In our wedding picture Jack wore a black suit and a dark blue tie. I was in a cotton dress, white, versatile, appropriate for many occasions. The pregnancy wasn’t showing yet, my stomach was still flat. In the picture, Jack’s got his arm around my shoulder, allowing me to lean into him. Behind us on the wall, a blueprint of the original courthouse layout, the light colored lines on the blue background reminiscent of prints on my father’s study wall. In the left corner of the photo, even though I tried to crop it out later, the hallway courthouse bench, Jack’s briefcase photobombing us from the edge of the photograph.
We always meant to find a special frame for the wedding photo, but it was to remain in its original frame. Plain black wood. We never really thought about it anymore.
On the day of the 20 weeks scan, we were ushered into a small examination room. I glanced at the screen mounted above the keyboard.
‘Hi, I’m Debra.’ A woman in a spotless pink uniform entered. ‘Before we get started,’ she said and vigorously pushed buttons on the keyboard, ‘would you like to know the sex of your baby?’
The sex of our baby. I looked down at myself, anxiously scanning the small bump protruding from my abdomen. So far I was hardly showing and the fact that there was a human inside of me, however small, seemed inconceivable, let alone the fact that it was a boy or a girl.

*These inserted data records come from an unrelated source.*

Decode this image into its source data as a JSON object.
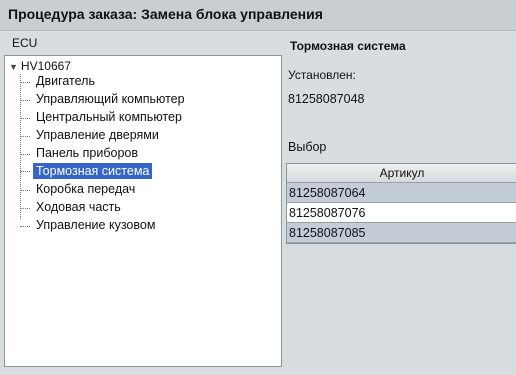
{
  "window": {
    "title": "Процедура заказа: Замена блока управления"
  },
  "left_panel": {
    "header": "ECU",
    "tree": {
      "root": "HV10667",
      "items": [
        {
          "label": "Двигатель",
          "selected": false
        },
        {
          "label": "Управляющий компьютер",
          "selected": false
        },
        {
          "label": "Центральный компьютер",
          "selected": false
        },
        {
          "label": "Управление дверями",
          "selected": false
        },
        {
          "label": "Панель приборов",
          "selected": false
        },
        {
          "label": "Тормозная система",
          "selected": true
        },
        {
          "label": "Коробка передач",
          "selected": false
        },
        {
          "label": "Ходовая часть",
          "selected": false
        },
        {
          "label": "Управление кузовом",
          "selected": false
        }
      ]
    }
  },
  "right_panel": {
    "header": "Тормозная система",
    "installed_label": "Установлен:",
    "installed_value": "81258087048",
    "choice_label": "Выбор",
    "table": {
      "column_header": "Артикул",
      "rows": [
        "81258087064",
        "81258087076",
        "81258087085"
      ]
    }
  },
  "colors": {
    "selection": "#3465c7",
    "row_shade": "#c4ccd8",
    "background": "#d8dde0"
  }
}
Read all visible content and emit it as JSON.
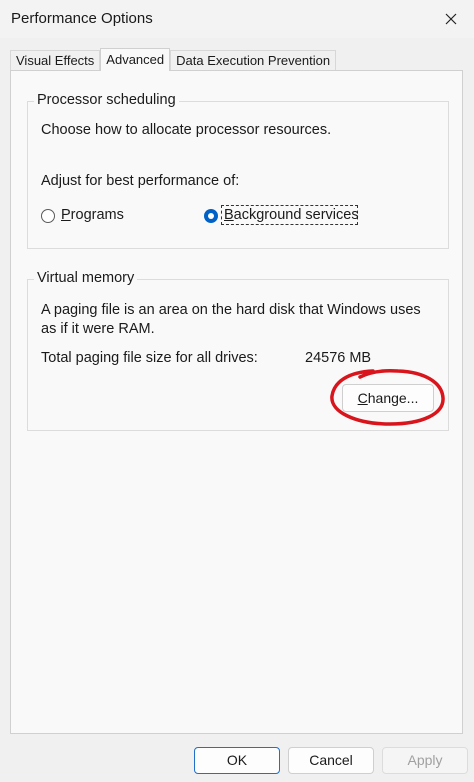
{
  "window": {
    "title": "Performance Options"
  },
  "tabs": [
    {
      "label": "Visual Effects"
    },
    {
      "label": "Advanced"
    },
    {
      "label": "Data Execution Prevention"
    }
  ],
  "processor": {
    "legend": "Processor scheduling",
    "description": "Choose how to allocate processor resources.",
    "adjust_label": "Adjust for best performance of:",
    "options": [
      {
        "hotkey": "P",
        "rest": "rograms",
        "selected": false
      },
      {
        "hotkey": "B",
        "rest": "ackground services",
        "selected": true
      }
    ]
  },
  "virtual_memory": {
    "legend": "Virtual memory",
    "description_line1": "A paging file is an area on the hard disk that Windows uses",
    "description_line2": "as if it were RAM.",
    "total_label": "Total paging file size for all drives:",
    "total_value": "24576 MB",
    "change_hotkey": "C",
    "change_rest": "hange...",
    "annotation_color": "#d8141c"
  },
  "footer": {
    "ok_label": "OK",
    "cancel_label": "Cancel",
    "apply_label": "Apply"
  },
  "colors": {
    "accent": "#0062c7",
    "annotation": "#d8141c"
  }
}
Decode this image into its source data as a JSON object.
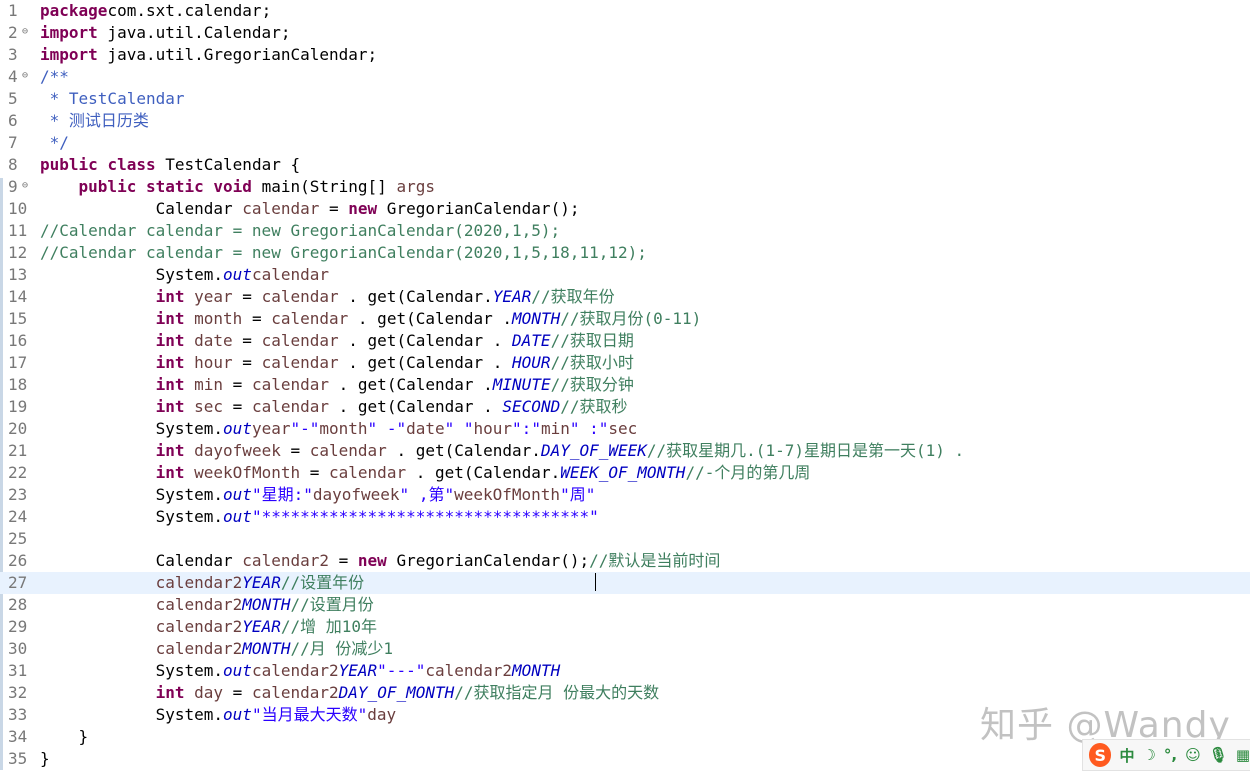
{
  "editor": {
    "lines": [
      {
        "n": "1",
        "segs": [
          [
            "kw",
            "package"
          ],
          [
            "",
            "com.sxt.calendar;"
          ]
        ]
      },
      {
        "n": "2",
        "fold": true,
        "segs": [
          [
            "kw",
            "import"
          ],
          [
            "",
            " java.util.Calendar;"
          ]
        ]
      },
      {
        "n": "3",
        "segs": [
          [
            "kw",
            "import"
          ],
          [
            "",
            " java.util.GregorianCalendar;"
          ]
        ]
      },
      {
        "n": "4",
        "fold": true,
        "segs": [
          [
            "jd",
            "/**"
          ]
        ]
      },
      {
        "n": "5",
        "segs": [
          [
            "jd",
            " * TestCalendar"
          ]
        ]
      },
      {
        "n": "6",
        "segs": [
          [
            "jd",
            " * 测试日历类"
          ]
        ]
      },
      {
        "n": "7",
        "segs": [
          [
            "jd",
            " */"
          ]
        ]
      },
      {
        "n": "8",
        "segs": [
          [
            "kw",
            "public"
          ],
          [
            "",
            " "
          ],
          [
            "kw",
            "class"
          ],
          [
            "",
            " TestCalendar {"
          ]
        ]
      },
      {
        "n": "9",
        "fold": true,
        "segs": [
          [
            "",
            "    "
          ],
          [
            "kw",
            "public"
          ],
          [
            "",
            " "
          ],
          [
            "kw",
            "static"
          ],
          [
            "",
            " "
          ],
          [
            "kw",
            "void"
          ],
          [
            "",
            " main(String[] "
          ],
          [
            "var",
            "args"
          ],
          [
            ") {"
          ]
        ]
      },
      {
        "n": "10",
        "segs": [
          [
            "",
            "            Calendar "
          ],
          [
            "var",
            "calendar"
          ],
          [
            "",
            " = "
          ],
          [
            "kw",
            "new"
          ],
          [
            "",
            " GregorianCalendar();"
          ]
        ]
      },
      {
        "n": "11",
        "segs": [
          [
            "cm",
            "//Calendar calendar = new GregorianCalendar(2020,1,5);"
          ]
        ]
      },
      {
        "n": "12",
        "segs": [
          [
            "cm",
            "//Calendar calendar = new GregorianCalendar(2020,1,5,18,11,12);"
          ]
        ]
      },
      {
        "n": "13",
        "segs": [
          [
            "",
            "            System."
          ],
          [
            "fld",
            "out"
          ],
          [
            ".println("
          ],
          [
            "var",
            "calendar"
          ],
          [
            ");"
          ]
        ]
      },
      {
        "n": "14",
        "segs": [
          [
            "",
            "            "
          ],
          [
            "kw",
            "int"
          ],
          [
            "",
            " "
          ],
          [
            "var",
            "year"
          ],
          [
            "",
            " = "
          ],
          [
            "var",
            "calendar"
          ],
          [
            "",
            " . get(Calendar."
          ],
          [
            "fld",
            "YEAR"
          ],
          [
            ");"
          ],
          [
            "cm",
            "//获取年份"
          ]
        ]
      },
      {
        "n": "15",
        "segs": [
          [
            "",
            "            "
          ],
          [
            "kw",
            "int"
          ],
          [
            "",
            " "
          ],
          [
            "var",
            "month"
          ],
          [
            "",
            " = "
          ],
          [
            "var",
            "calendar"
          ],
          [
            "",
            " . get(Calendar ."
          ],
          [
            "fld",
            "MONTH"
          ],
          [
            ") ;"
          ],
          [
            "cm",
            "//获取月份(0-11)"
          ]
        ]
      },
      {
        "n": "16",
        "segs": [
          [
            "",
            "            "
          ],
          [
            "kw",
            "int"
          ],
          [
            "",
            " "
          ],
          [
            "var",
            "date"
          ],
          [
            "",
            " = "
          ],
          [
            "var",
            "calendar"
          ],
          [
            "",
            " . get(Calendar . "
          ],
          [
            "fld",
            "DATE"
          ],
          [
            ");"
          ],
          [
            "cm",
            "//获取日期"
          ]
        ]
      },
      {
        "n": "17",
        "segs": [
          [
            "",
            "            "
          ],
          [
            "kw",
            "int"
          ],
          [
            "",
            " "
          ],
          [
            "var",
            "hour"
          ],
          [
            "",
            " = "
          ],
          [
            "var",
            "calendar"
          ],
          [
            "",
            " . get(Calendar . "
          ],
          [
            "fld",
            "HOUR"
          ],
          [
            ");"
          ],
          [
            "cm",
            "//获取小时"
          ]
        ]
      },
      {
        "n": "18",
        "segs": [
          [
            "",
            "            "
          ],
          [
            "kw",
            "int"
          ],
          [
            "",
            " "
          ],
          [
            "var",
            "min"
          ],
          [
            "",
            " = "
          ],
          [
            "var",
            "calendar"
          ],
          [
            "",
            " . get(Calendar ."
          ],
          [
            "fld",
            "MINUTE"
          ],
          [
            ");"
          ],
          [
            "cm",
            "//获取分钟"
          ]
        ]
      },
      {
        "n": "19",
        "segs": [
          [
            "",
            "            "
          ],
          [
            "kw",
            "int"
          ],
          [
            "",
            " "
          ],
          [
            "var",
            "sec"
          ],
          [
            "",
            " = "
          ],
          [
            "var",
            "calendar"
          ],
          [
            "",
            " . get(Calendar . "
          ],
          [
            "fld",
            "SECOND"
          ],
          [
            ");"
          ],
          [
            "cm",
            "//获取秒"
          ]
        ]
      },
      {
        "n": "20",
        "segs": [
          [
            "",
            "            System."
          ],
          [
            "fld",
            "out"
          ],
          [
            ". println("
          ],
          [
            "var",
            "year"
          ],
          [
            "+"
          ],
          [
            "str",
            "\"-\""
          ],
          [
            "+"
          ],
          [
            "var",
            "month"
          ],
          [
            "+"
          ],
          [
            "str",
            "\" -\""
          ],
          [
            "+"
          ],
          [
            "var",
            "date"
          ],
          [
            "+"
          ],
          [
            "str",
            "\" \""
          ],
          [
            "+"
          ],
          [
            "var",
            "hour"
          ],
          [
            "+"
          ],
          [
            "str",
            "\":\""
          ],
          [
            "+"
          ],
          [
            "var",
            "min"
          ],
          [
            "+"
          ],
          [
            "str",
            "\" :\""
          ],
          [
            "+"
          ],
          [
            "var",
            "sec"
          ],
          [
            ");"
          ]
        ]
      },
      {
        "n": "21",
        "segs": [
          [
            "",
            "            "
          ],
          [
            "kw",
            "int"
          ],
          [
            "",
            " "
          ],
          [
            "var",
            "dayofweek"
          ],
          [
            "",
            " = "
          ],
          [
            "var",
            "calendar"
          ],
          [
            "",
            " . get(Calendar."
          ],
          [
            "fld",
            "DAY_OF_WEEK"
          ],
          [
            ");"
          ],
          [
            "cm",
            "//获取星期几.(1-7)星期日是第一天(1) ."
          ]
        ]
      },
      {
        "n": "22",
        "segs": [
          [
            "",
            "            "
          ],
          [
            "kw",
            "int"
          ],
          [
            "",
            " "
          ],
          [
            "var",
            "weekOfMonth"
          ],
          [
            "",
            " = "
          ],
          [
            "var",
            "calendar"
          ],
          [
            "",
            " . get(Calendar."
          ],
          [
            "fld",
            "WEEK_OF_MONTH"
          ],
          [
            ");"
          ],
          [
            "cm",
            "//-个月的第几周"
          ]
        ]
      },
      {
        "n": "23",
        "segs": [
          [
            "",
            "            System."
          ],
          [
            "fld",
            "out"
          ],
          [
            ".println("
          ],
          [
            "str",
            "\"星期:\""
          ],
          [
            "+"
          ],
          [
            "var",
            "dayofweek"
          ],
          [
            "+"
          ],
          [
            "str",
            "\" ,第\""
          ],
          [
            "+"
          ],
          [
            "var",
            "weekOfMonth"
          ],
          [
            "+"
          ],
          [
            "str",
            "\"周\""
          ],
          [
            ");"
          ]
        ]
      },
      {
        "n": "24",
        "segs": [
          [
            "",
            "            System."
          ],
          [
            "fld",
            "out"
          ],
          [
            ".println("
          ],
          [
            "str",
            "\"**********************************\""
          ],
          [
            ");"
          ]
        ]
      },
      {
        "n": "25",
        "segs": []
      },
      {
        "n": "26",
        "segs": [
          [
            "",
            "            Calendar "
          ],
          [
            "var",
            "calendar2"
          ],
          [
            "",
            " = "
          ],
          [
            "kw",
            "new"
          ],
          [
            "",
            " GregorianCalendar();"
          ],
          [
            "cm",
            "//默认是当前时间"
          ]
        ]
      },
      {
        "n": "27",
        "current": true,
        "segs": [
          [
            "",
            "            "
          ],
          [
            "var",
            "calendar2"
          ],
          [
            ".set(Calendar."
          ],
          [
            "fld",
            "YEAR"
          ],
          [
            ", 2050);"
          ],
          [
            "cm",
            "//设置年份"
          ]
        ]
      },
      {
        "n": "28",
        "segs": [
          [
            "",
            "            "
          ],
          [
            "var",
            "calendar2"
          ],
          [
            ".set(Calendar."
          ],
          [
            "fld",
            "MONTH"
          ],
          [
            ", 3);"
          ],
          [
            "cm",
            "//设置月份"
          ]
        ]
      },
      {
        "n": "29",
        "segs": [
          [
            "",
            "            "
          ],
          [
            "var",
            "calendar2"
          ],
          [
            ".add(Calendar."
          ],
          [
            "fld",
            "YEAR"
          ],
          [
            ", 10);"
          ],
          [
            "cm",
            "//增 加10年"
          ]
        ]
      },
      {
        "n": "30",
        "segs": [
          [
            "",
            "            "
          ],
          [
            "var",
            "calendar2"
          ],
          [
            ".add(Calendar."
          ],
          [
            "fld",
            "MONTH"
          ],
          [
            ", -1);"
          ],
          [
            "cm",
            "//月 份减少1"
          ]
        ]
      },
      {
        "n": "31",
        "segs": [
          [
            "",
            "            System."
          ],
          [
            "fld",
            "out"
          ],
          [
            ".println("
          ],
          [
            "var",
            "calendar2"
          ],
          [
            ".get(Calendar."
          ],
          [
            "fld",
            "YEAR"
          ],
          [
            ")+"
          ],
          [
            "str",
            "\"---\""
          ],
          [
            "+"
          ],
          [
            "var",
            "calendar2"
          ],
          [
            ".get(Calendar."
          ],
          [
            "fld",
            "MONTH"
          ],
          [
            "));"
          ]
        ]
      },
      {
        "n": "32",
        "segs": [
          [
            "",
            "            "
          ],
          [
            "kw",
            "int"
          ],
          [
            "",
            " "
          ],
          [
            "var",
            "day"
          ],
          [
            "",
            " = "
          ],
          [
            "var",
            "calendar2"
          ],
          [
            ".getActualMaximum(Calendar."
          ],
          [
            "fld",
            "DAY_OF_MONTH"
          ],
          [
            ");"
          ],
          [
            "cm",
            "//获取指定月 份最大的天数"
          ]
        ]
      },
      {
        "n": "33",
        "segs": [
          [
            "",
            "            System."
          ],
          [
            "fld",
            "out"
          ],
          [
            ".println("
          ],
          [
            "str",
            "\"当月最大天数\""
          ],
          [
            "+"
          ],
          [
            "var",
            "day"
          ],
          [
            ");"
          ]
        ]
      },
      {
        "n": "34",
        "segs": [
          [
            "",
            "    }"
          ]
        ]
      },
      {
        "n": "35",
        "segs": [
          [
            "",
            "}"
          ]
        ]
      }
    ]
  },
  "watermark": {
    "text": "知乎 @Wandy"
  },
  "ime": {
    "logo": "S",
    "mode": "中",
    "icons": [
      "moon-icon",
      "punctuation-icon",
      "emoji-icon",
      "mic-icon",
      "keyboard-icon"
    ],
    "glyphs": [
      "☽",
      "°,",
      "☺",
      "🎙",
      "▦"
    ]
  },
  "colors": {
    "keyword": "#7f0055",
    "comment": "#3f7f5f",
    "javadoc": "#3f5fbf",
    "string": "#2a00ff",
    "field": "#0000c0",
    "local": "#6a3e3e",
    "current_line": "#e8f2fe"
  }
}
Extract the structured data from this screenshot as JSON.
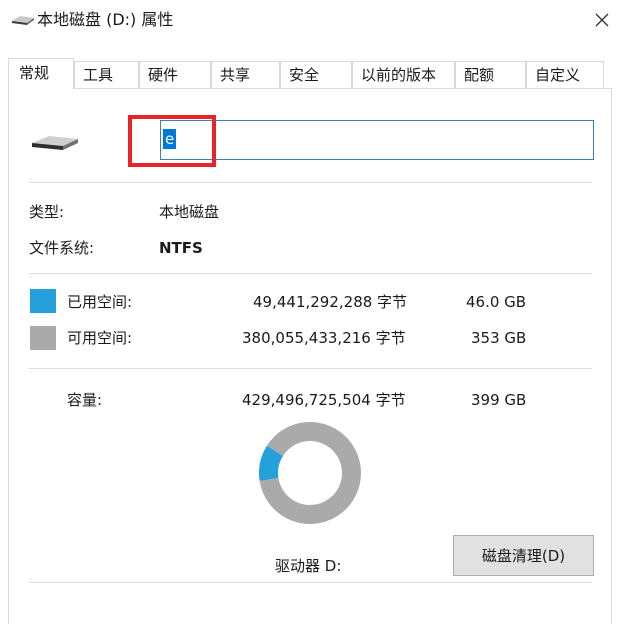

‘Yes, we’d like to know,’ Jack said.
The truth was that I hadn’t decided if I wanted to know the sex and the fact that he answered for me made me furious. Furious that he was speaking on my behalf. But I knew that if I was to question him later, he’d just come up with an example of what I had said to make him believe that I wanted to know, that it was a good idea, that we had agreed, and knowing the sex was the right thing to do.
The nurse looked at me and I nodded and managed a smile. She got up and turned off the lights. The room was warm and intimate and the dark allowed me to blink away the tears that had formed in my eyes.
‘I apologize, this is going to be cold,’ Debra said as she squeezed gel on my belly so cold that it made me shiver. Jack reached for my hand and together we stared at what looked like a triangular slice on a pitch-black background.